FL2 is built in Rust on Cloudflare’s Oxy framework, with a strict module system that forbids I/O inside modules, enforces a fixed phase order, and validates input/output contracts at compile time. Cloudflare’s earlier internet-upgrade post describes the project as a from-scratch replacement of a stack that began in 2010 as NGINX with PHP logic and evolved into NGINX with LuaJIT by 2013. The post reports that FL2 cut median request latency by 10 milliseconds, scored a 25 percent performance gain in third-party CDN benchmarks, and used less than half the CPU and memory of FL1. More than 100 engineers have implemented over 130 modules; customer traffic began flowing through FL2 in early 2025, and the company plans to turn off FL1 in early 2026.
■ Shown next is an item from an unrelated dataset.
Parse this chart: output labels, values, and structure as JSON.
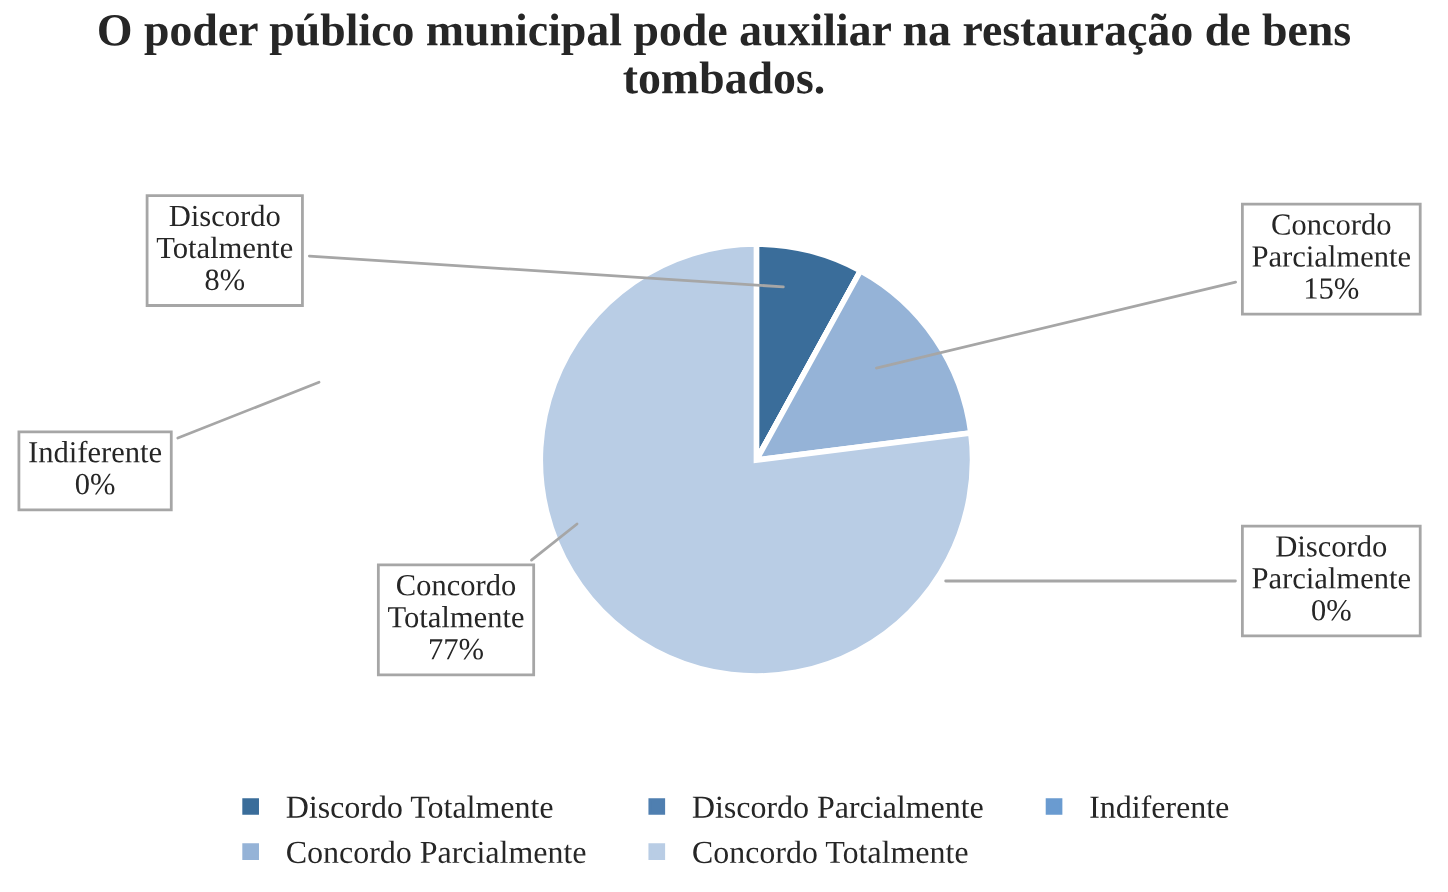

Reporting on Cloudflare’s announcement, InfoQ summarized the architectural shift as a deliberate move to support workloads that scale with parallelism rather than cache, with the goal of “significantly higher request capacity and better performance-per-watt across Cloudflare’s global edge infrastructure.”
The benchmarks
The Gen 13 launch post lists the per-server gains starkly. Compared with Gen 12 on FL2, Gen 13 delivers two times the memory capacity, 1.5 times the storage, and four times the network bandwidth. Compared with the same Gen 13 hardware running FL1, FL2 produces 50 percent more requests per CPU percent and 100 percent higher throughput, while dropping latency to 70 percent below the Gen 12 baseline.
Context
Cloudflare’s move is the operational payoff of work that has been visible in the open for years. The company’s Pingora framework — a Rust-based proxy library that serves as one of the foundations FL2 builds on — was open-sourced in 2024 after Cloudflare reported it was already handling more than 40 million requests per second internally. The shift from NGINX to in-house Rust infrastructure has been incremental rather than a single rewrite, but Gen 13 is the first hardware generation explicitly designed around assumptions only the new stack can satisfy.
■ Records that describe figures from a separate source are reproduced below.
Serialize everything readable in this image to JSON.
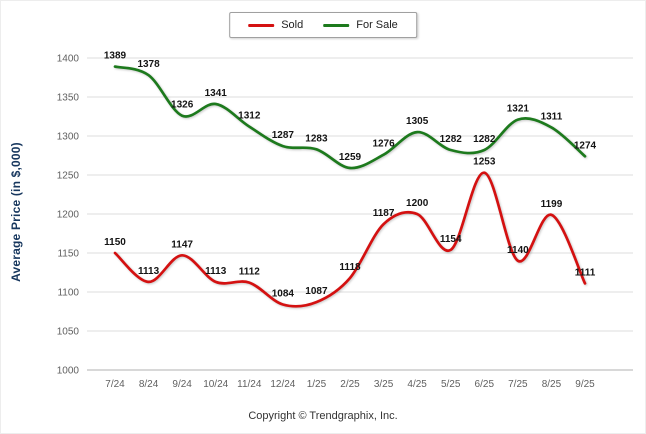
{
  "chart_data": {
    "type": "line",
    "title": "",
    "xlabel": "",
    "ylabel": "Average Price (in $,000)",
    "categories": [
      "7/24",
      "8/24",
      "9/24",
      "10/24",
      "11/24",
      "12/24",
      "1/25",
      "2/25",
      "3/25",
      "4/25",
      "5/25",
      "6/25",
      "7/25",
      "8/25",
      "9/25"
    ],
    "series": [
      {
        "name": "Sold",
        "color": "#d41111",
        "values": [
          1150,
          1113,
          1147,
          1113,
          1112,
          1084,
          1087,
          1118,
          1187,
          1200,
          1154,
          1253,
          1140,
          1199,
          1111
        ]
      },
      {
        "name": "For Sale",
        "color": "#1d7a1d",
        "values": [
          1389,
          1378,
          1326,
          1341,
          1312,
          1287,
          1283,
          1259,
          1276,
          1305,
          1282,
          1282,
          1321,
          1311,
          1274
        ]
      }
    ],
    "ylim": [
      1000,
      1400
    ],
    "ytick_step": 50,
    "grid": true,
    "smooth": true,
    "legend_position": "top-center",
    "colors": {
      "grid": "#dcdcdc",
      "axis": "#b0b0b0",
      "tick_text": "#606060",
      "data_label": "#141414",
      "y_title": "#17375e"
    }
  },
  "footer": {
    "copyright": "Copyright © Trendgraphix, Inc."
  }
}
The broader cloud-infrastructure pattern is consistent: hyperscalers are coupling silicon choices to software they control end-to-end, because that is the only way to extract the full advertised performance from increasingly heterogeneous server CPUs. Where AWS, Google Cloud, and Microsoft Azure pursue this through custom Arm-based silicon and proprietary networking fabrics, Cloudflare is doing it on commodity AMD parts by rewriting the proxy that sits in front of every request.
What We Don’t Know
Cloudflare has not published independent third-party benchmarks of Gen 13 in production, only its own telemetry. The 25 percent CDN-benchmark gain cited in the internet-upgrade post refers to FL2 broadly rather than to Gen 13 specifically, and Cloudflare did not name the benchmark provider in the public announcement.
The FL1-to-FL2 migration is also still in progress at the time of the Gen 13 announcement: the internet-upgrade post lists “early 2026” as the target date for FL1 shutdown, but does not confirm that every customer workload has been moved. Edge cases that remain on the legacy stack will not see Gen 13’s full gains, and Cloudflare has not disclosed a precise FL2 traffic-share figure for the Gen 13 launch window.
Finally, the company has not specified how many Gen 13 units are deployed today versus how many remain to be shipped to its more-than-330-city footprint, nor has it quantified the capital or power envelope of the rollout.